7. Obtain ROC and AUC on testing set. (use predicted probabilities). (2 pts)

roc_test_w <- roc(response = as.numeric(GermanCredit_test$Class), predictor = test_prob_w)
## Setting levels: control = 0, case = 1
## Setting direction: controls < cases
plot(roc_test_w, main = "ROC - Test Set (Weighted Tree)")

auc_test_w <- auc(roc_test_w)
auc_test_w
## Area under the curve: 0.708

Your observation: The ROC curve for the test set shows the model’s ability to separate the two classes on unseen data.
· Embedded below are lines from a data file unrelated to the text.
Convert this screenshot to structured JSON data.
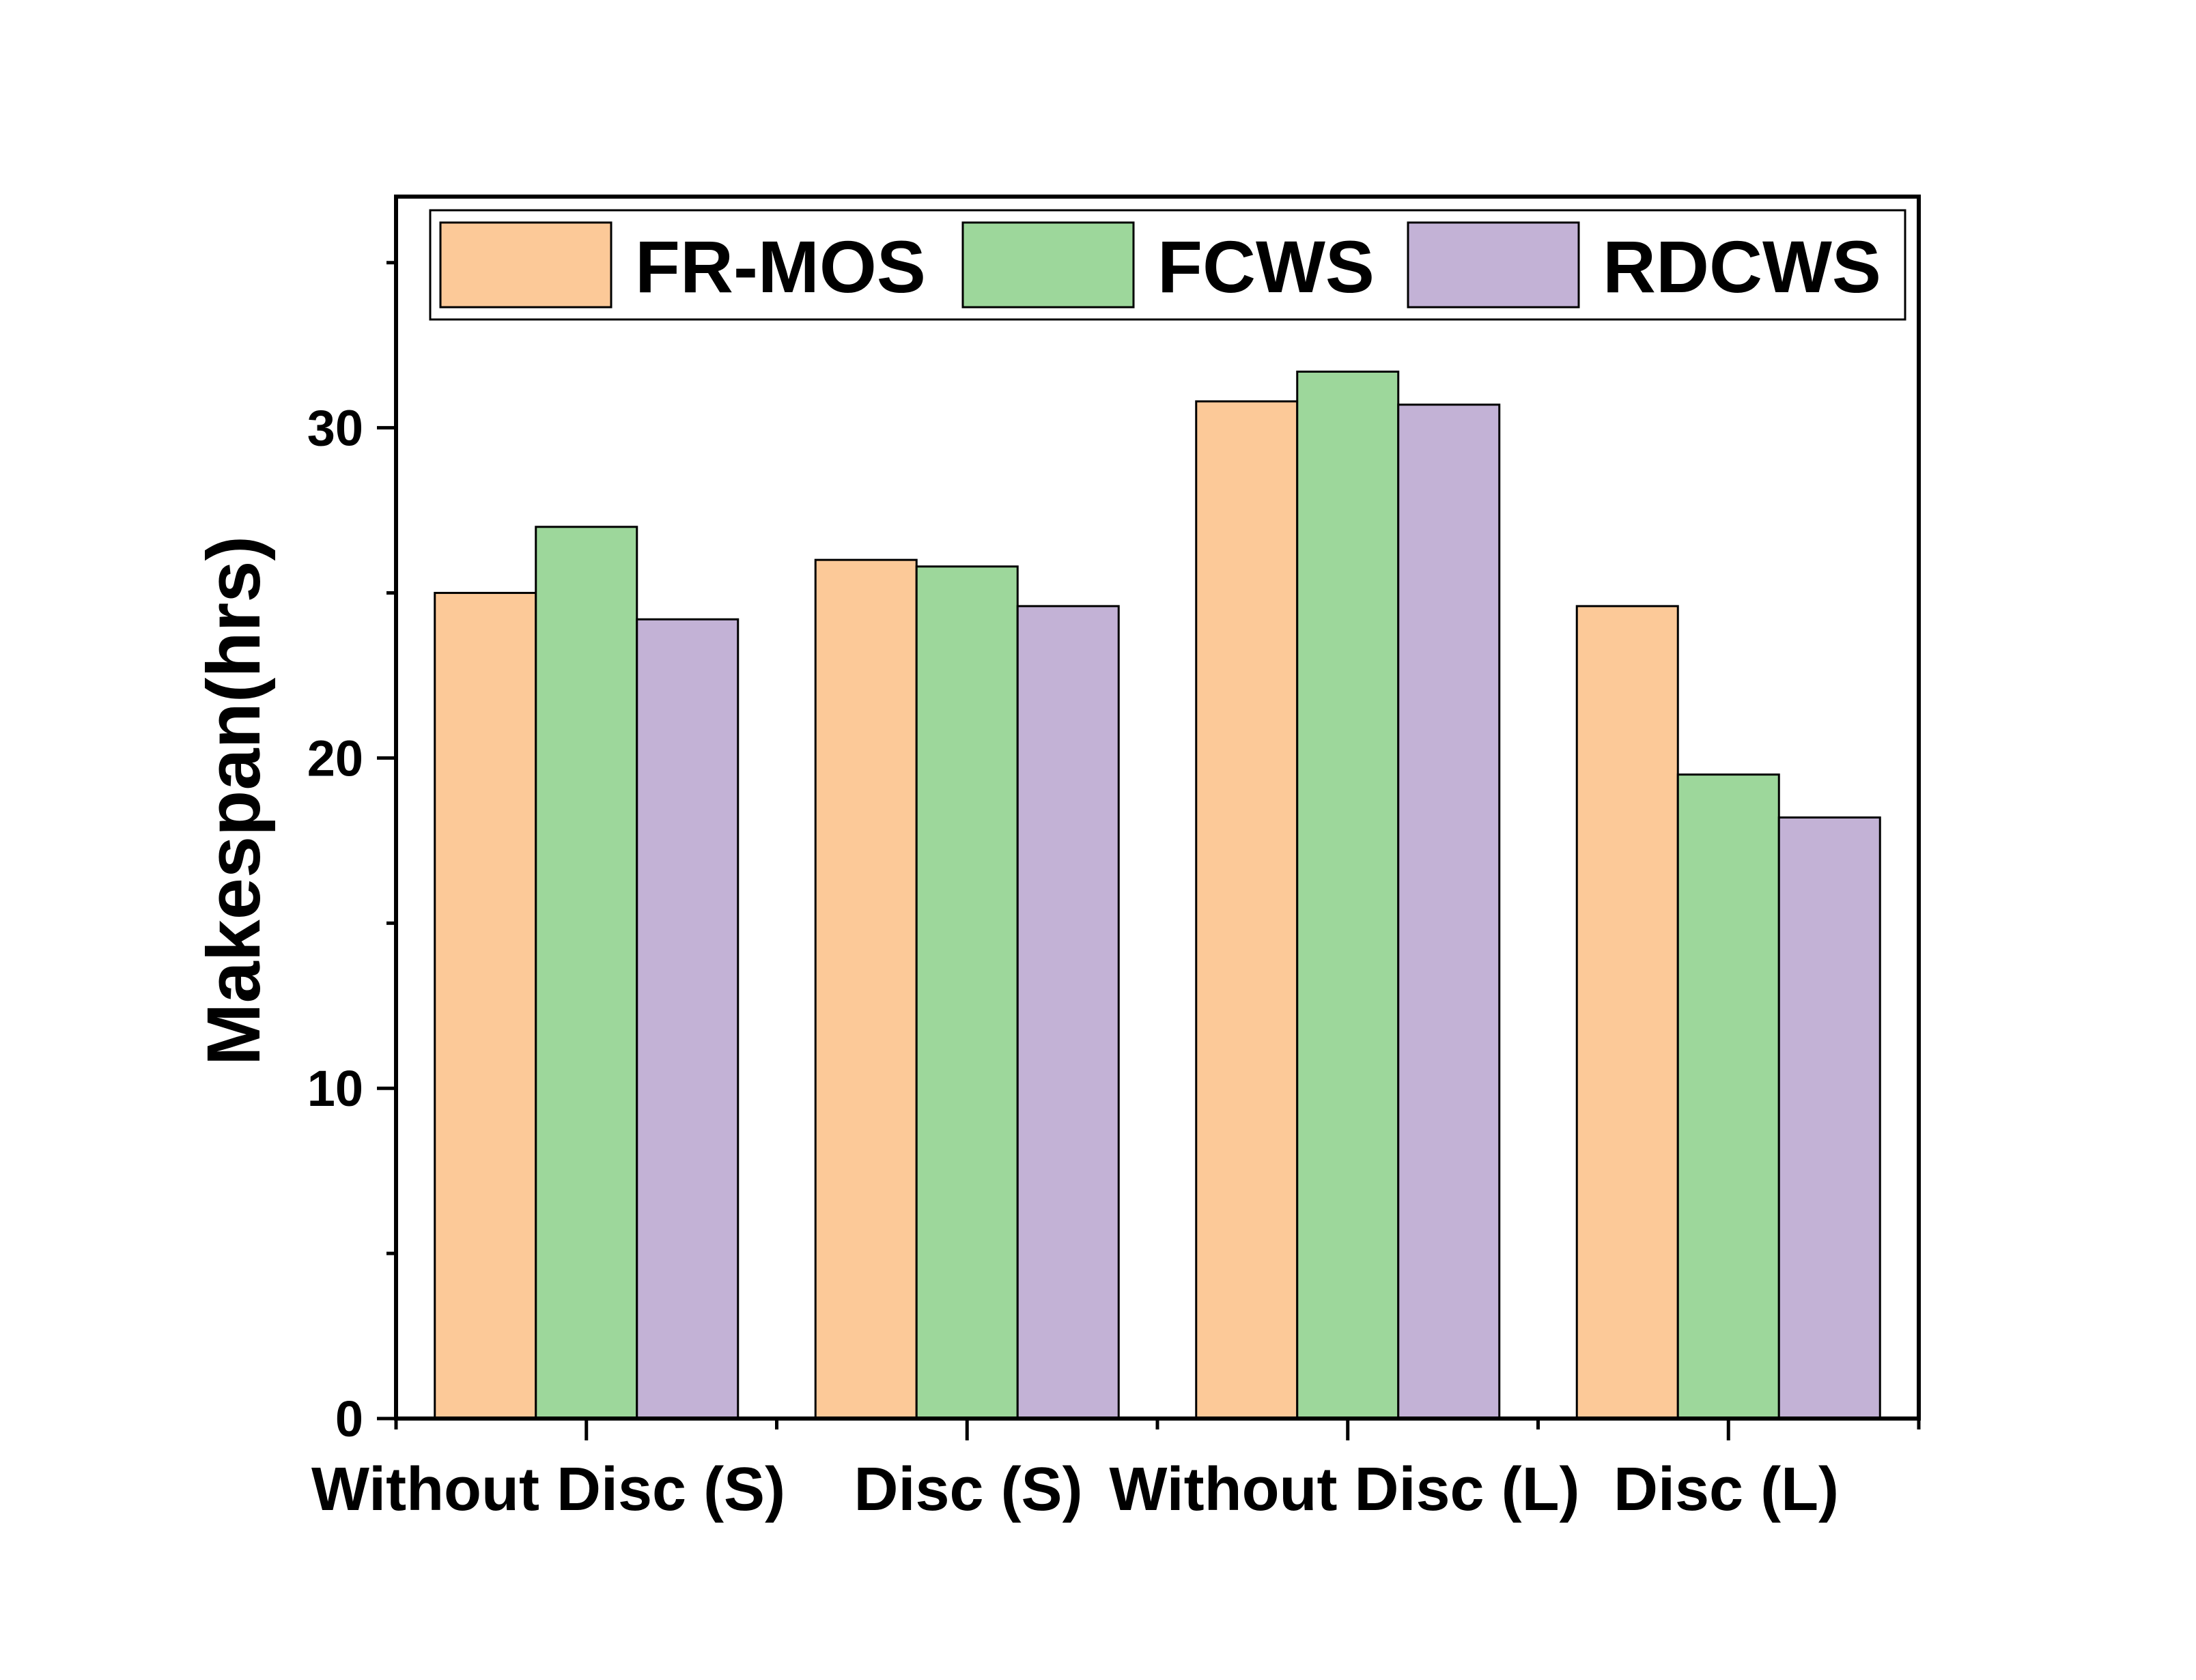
{
  "chart_data": {
    "type": "bar",
    "title": "",
    "xlabel": "",
    "ylabel": "Makespan(hrs)",
    "categories": [
      "Without Disc (S)",
      "Disc (S)",
      "Without Disc (L)",
      "Disc (L)"
    ],
    "series": [
      {
        "name": "FR-MOS",
        "color": "#FCC998",
        "values": [
          25.0,
          26.0,
          30.8,
          24.6
        ]
      },
      {
        "name": "FCWS",
        "color": "#9DD79B",
        "values": [
          27.0,
          25.8,
          31.7,
          19.5
        ]
      },
      {
        "name": "RDCWS",
        "color": "#C3B2D6",
        "values": [
          24.2,
          24.6,
          30.7,
          18.2
        ]
      }
    ],
    "ylim": [
      0,
      37
    ],
    "yticks": [
      0,
      10,
      20,
      30
    ],
    "yticks_minor": [
      5,
      15,
      25,
      35
    ],
    "grid": false,
    "legend_position": "top"
  }
}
The area under the curve (AUC) of 0.708 indicates moderate discrimination, showing that the weighted tree maintains reasonable predictive performance on the test set despite prioritizing the reduction of false positives.

Task 4: Report

1. Summarize your findings and discuss what you observed from the above analysis. (2 pts)

The unweighted tree achieved good performance on the training set (MR ≈ 21%) and slightly higher misclassification on the test set (MR = 25%). Introducing a weighted cost reduced false positives but increased false negatives, raising the training MR to 26% and test MR to 29.7%. ROC and AUC values show that both models maintained reasonable discrimination, illustrating the trade-off between prioritizing costly errors and overall accuracy.